Exercise 6. Compare the binomial tree and Monte Carlo methods for pricing a down-and-out barrier call with \(N = 200\) time steps and \(10{,}000\) Monte Carlo paths. Which method gives a more accurate price? Discuss the trade-offs in terms of convergence behavior, computational cost, and ease of implementation for barrier options specifically.

Solution to Exercise 6

Binomial tree with \(N = 200\):

Complexity: \(O(N^2) = O(40{,}000)\) operations — very fast
Advantage: Deterministic, no sampling noise
Disadvantage: Subject to specification error (oscillatory convergence) unless the barrier aligns with node levels. For \(N = 200\), the barrier may or may not align, so the price could be significantly biased
Accuracy: Typically within 1–5% of the continuous-barrier analytical price, but the error is oscillatory and non-monotone

Monte Carlo with \(10{,}000\) paths and \(N = 200\) time steps:

Complexity: \(O(N \times \text{paths}) = O(2 \times 10^6)\) operations — slower
Advantage: No specification error in the barrier check (barrier is checked at each simulated time point)
Disadvantage: Statistical noise with standard error \(O(1/\sqrt{10{,}000}) = O(1\%)\); also suffers from discrete monitoring bias (the continuous path may cross the barrier between monitored points)
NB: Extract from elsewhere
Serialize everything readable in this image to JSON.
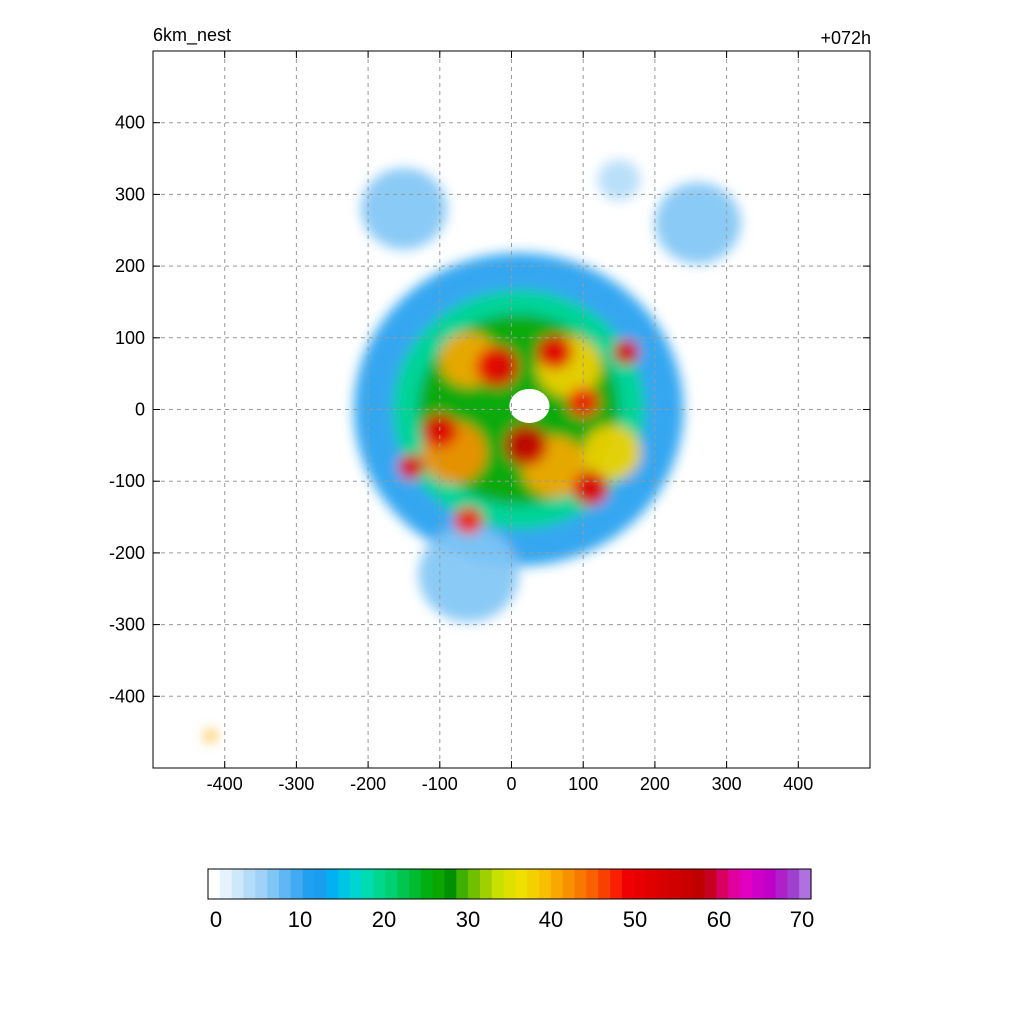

Which is more accurate? For barrier options specifically, the binomial tree is often less accurate due to the specification error, unless \(N\) is chosen to align with the barrier. Monte Carlo with a Brownian bridge correction for continuous monitoring can be more reliable, though it requires more computation.

Trade-offs summary:

Criterion	Binomial Tree	Monte Carlo
Speed	Fast (\(O(N^2)\))	Slower (\(O(N \times \text{paths})\))
Convergence	Oscillatory (barrier misalignment)	Smooth (\(O(1/\sqrt{N_{\text{paths}}})\))
Bias	Specification error	Discrete monitoring bias
Confidence interval	Not directly available	Naturally produced
Implementation	Simple	Simple
Best use case	When \(N\) chosen to align barrier	When combined with variance reduction

For practical barrier option pricing, neither method alone is ideal. The binomial tree with adaptive mesh refinement or barrier-aligned \(N\), or Monte Carlo with Brownian bridge correction, provides the best accuracy.